Editorial
Misplaced priorities
The relation between what leaders should do today and what they are doing is inversely proportional.As Nepal is reporting new Covid-19 cases at an alarming rate, projections for the coming months are scary. According to an internal projection of the Ministry of Health, an additional 320,000 people will be infected with the coronavirus the number of infections remains at 2,665 per day. The ministry's figures for the past two weeks show an average of 3,195 new infections daily. It has now become apparent that the pandemic has the potential to unleash a new humanitarian crisis. The state’s response, however, has been abysmal at best. The government has by now given up on its fight against the pandemic. One reason why the country has come to a pretty pass is the governing Nepal Communist Party’s internal problems, which have badly affected the governance.
In a democracy, people vote a certain party to power with hopes that the government led by it will serve them–ensure smooth service delivery, uphold their fundamental rights and prioritise the problems the people are facing and address them by effectively employing state mechanisms. But the exact opposite is happening in Nepal. The Nepal Communist Party (NCP), as a unified party after the merger of the CPN-UML and the Maoist Centre, had the strongest mandate the Nepali people had given to any other party in the country’s recent history. But today, the party is so embroiled in its internal conflict that it has completely failed in governance.
The recent Karnali fiasco elucidates how politicians have been undermining democracy in their lust for their power. After 18 assembly members in Karnali Province moved a no-confidence motion against Chief Minister Mahendra Bahadur Shahi, the ruling NCP’s central leadership, including chair and Prime Minister KP Sharma Oli, have been engrossed in the game of brinkmanship, not giving two hoots about the pandemic that is killing people every day. At a time when PM Oli should be holding meetings with officials and experts to discuss ways to contain the pandemic and save the lives of the people, he is busy consulting leaders to exercise one-upmanship.
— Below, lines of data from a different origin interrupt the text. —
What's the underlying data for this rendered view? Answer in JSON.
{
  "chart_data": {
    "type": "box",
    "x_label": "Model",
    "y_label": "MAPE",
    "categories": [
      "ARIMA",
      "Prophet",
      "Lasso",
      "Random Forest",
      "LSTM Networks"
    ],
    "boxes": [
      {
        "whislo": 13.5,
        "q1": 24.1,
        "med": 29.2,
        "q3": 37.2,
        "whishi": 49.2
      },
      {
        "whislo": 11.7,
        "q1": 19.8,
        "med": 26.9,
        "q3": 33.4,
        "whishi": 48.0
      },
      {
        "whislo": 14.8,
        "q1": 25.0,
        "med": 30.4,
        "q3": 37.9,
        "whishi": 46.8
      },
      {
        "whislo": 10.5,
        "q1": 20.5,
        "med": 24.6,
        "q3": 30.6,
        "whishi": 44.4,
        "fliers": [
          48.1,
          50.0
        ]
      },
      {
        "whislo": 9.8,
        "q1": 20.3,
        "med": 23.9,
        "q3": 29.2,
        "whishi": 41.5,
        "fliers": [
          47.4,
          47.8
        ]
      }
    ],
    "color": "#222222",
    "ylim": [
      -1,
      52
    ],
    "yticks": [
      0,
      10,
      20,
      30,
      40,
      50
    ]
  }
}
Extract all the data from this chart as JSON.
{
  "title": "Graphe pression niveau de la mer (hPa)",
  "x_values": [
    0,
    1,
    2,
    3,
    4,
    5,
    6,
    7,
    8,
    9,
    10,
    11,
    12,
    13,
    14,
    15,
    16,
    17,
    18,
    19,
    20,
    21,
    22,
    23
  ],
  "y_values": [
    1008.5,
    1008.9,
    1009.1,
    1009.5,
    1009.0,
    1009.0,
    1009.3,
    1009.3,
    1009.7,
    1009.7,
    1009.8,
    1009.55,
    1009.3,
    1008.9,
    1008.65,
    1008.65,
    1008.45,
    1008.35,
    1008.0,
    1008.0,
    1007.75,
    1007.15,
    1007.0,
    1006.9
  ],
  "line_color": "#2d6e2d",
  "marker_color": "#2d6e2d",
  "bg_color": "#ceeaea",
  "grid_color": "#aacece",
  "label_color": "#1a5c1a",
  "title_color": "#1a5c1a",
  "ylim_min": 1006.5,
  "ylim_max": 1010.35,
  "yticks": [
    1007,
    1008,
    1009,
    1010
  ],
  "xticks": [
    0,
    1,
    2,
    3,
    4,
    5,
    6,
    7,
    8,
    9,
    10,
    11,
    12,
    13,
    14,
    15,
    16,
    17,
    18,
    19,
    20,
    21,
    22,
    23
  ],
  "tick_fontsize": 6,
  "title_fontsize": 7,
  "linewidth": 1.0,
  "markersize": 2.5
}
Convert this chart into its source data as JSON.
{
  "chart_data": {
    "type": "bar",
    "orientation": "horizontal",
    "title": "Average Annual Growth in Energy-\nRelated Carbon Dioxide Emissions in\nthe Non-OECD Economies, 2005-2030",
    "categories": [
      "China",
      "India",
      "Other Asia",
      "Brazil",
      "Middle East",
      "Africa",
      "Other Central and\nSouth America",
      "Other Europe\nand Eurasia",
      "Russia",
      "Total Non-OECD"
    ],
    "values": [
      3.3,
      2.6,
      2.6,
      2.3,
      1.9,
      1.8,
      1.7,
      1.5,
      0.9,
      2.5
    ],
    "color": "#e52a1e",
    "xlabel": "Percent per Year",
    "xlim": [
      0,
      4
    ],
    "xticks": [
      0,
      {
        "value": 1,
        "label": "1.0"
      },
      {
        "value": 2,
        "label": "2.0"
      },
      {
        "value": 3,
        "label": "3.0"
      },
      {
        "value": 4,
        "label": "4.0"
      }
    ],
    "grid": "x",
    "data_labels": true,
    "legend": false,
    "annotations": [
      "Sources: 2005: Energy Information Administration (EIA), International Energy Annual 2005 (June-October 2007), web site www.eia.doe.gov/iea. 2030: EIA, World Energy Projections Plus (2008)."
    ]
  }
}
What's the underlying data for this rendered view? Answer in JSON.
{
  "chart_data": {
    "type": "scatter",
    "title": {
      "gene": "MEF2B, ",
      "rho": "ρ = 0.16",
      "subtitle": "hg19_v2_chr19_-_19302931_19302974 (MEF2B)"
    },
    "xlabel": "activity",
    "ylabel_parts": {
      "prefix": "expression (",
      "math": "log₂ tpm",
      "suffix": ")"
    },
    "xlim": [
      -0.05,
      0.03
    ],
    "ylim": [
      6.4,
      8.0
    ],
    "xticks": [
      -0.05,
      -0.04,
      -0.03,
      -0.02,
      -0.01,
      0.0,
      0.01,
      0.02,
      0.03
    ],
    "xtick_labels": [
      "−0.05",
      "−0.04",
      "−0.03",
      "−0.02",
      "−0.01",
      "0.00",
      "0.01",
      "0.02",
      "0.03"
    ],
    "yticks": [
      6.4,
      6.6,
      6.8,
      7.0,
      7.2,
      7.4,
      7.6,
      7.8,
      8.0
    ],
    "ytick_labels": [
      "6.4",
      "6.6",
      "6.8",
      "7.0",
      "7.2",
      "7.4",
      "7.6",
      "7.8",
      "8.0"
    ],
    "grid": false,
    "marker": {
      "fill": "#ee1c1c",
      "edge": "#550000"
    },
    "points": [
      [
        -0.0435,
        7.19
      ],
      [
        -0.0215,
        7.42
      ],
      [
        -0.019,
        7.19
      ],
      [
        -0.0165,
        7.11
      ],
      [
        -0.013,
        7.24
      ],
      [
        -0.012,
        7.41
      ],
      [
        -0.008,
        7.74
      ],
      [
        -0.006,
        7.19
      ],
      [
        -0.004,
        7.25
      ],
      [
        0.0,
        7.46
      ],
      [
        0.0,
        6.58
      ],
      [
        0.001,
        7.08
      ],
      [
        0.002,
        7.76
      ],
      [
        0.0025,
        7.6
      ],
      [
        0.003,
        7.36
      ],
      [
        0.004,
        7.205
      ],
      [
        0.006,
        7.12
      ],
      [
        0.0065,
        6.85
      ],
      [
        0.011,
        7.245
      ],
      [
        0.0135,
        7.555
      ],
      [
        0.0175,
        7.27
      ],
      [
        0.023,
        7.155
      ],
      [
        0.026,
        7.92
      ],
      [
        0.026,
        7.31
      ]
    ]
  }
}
The pandemic has hit the economy hard, led to the closing of businesses and rendered hundreds of thousands of people jobless. These should have been the priority of the NCP and its leaders. After squabbling for months, party co-chairs Oli and Pushpa Kamal Dahal were said to have reached a truce last month. It, however, became clear pretty soon that the ceasefire entailed a larger power-sharing deal–shares in the Cabinet, ambassadorial positions and other constitutional bodies. All of the ruling party’s committee meetings have so far made just perfunctory discussions on the pandemic, with a majority of time spent on haggling over power.
In Nepal today, people’s priority has been to protect themselves from the pandemic even as leaders busy themselves haggling over power and position. NCP leadership must realise that they have to be out on the hustings in about two years. The Oli administration has squandered the opportunity given by the people to ensure good governance and work in the larger interest of the people. People may forgive all of NCP's bungling if the government works earnestly to fight the pandemic and listens to the people. They may remember that New Zealanders recently rewarded their leader Jacinda Ardern by voting her to power for her decisive response to Covid-19. Lest the NCP leaders forget, people often make informed decisions in a democracy. If the people can vote a party into power, they can also vote them out of power.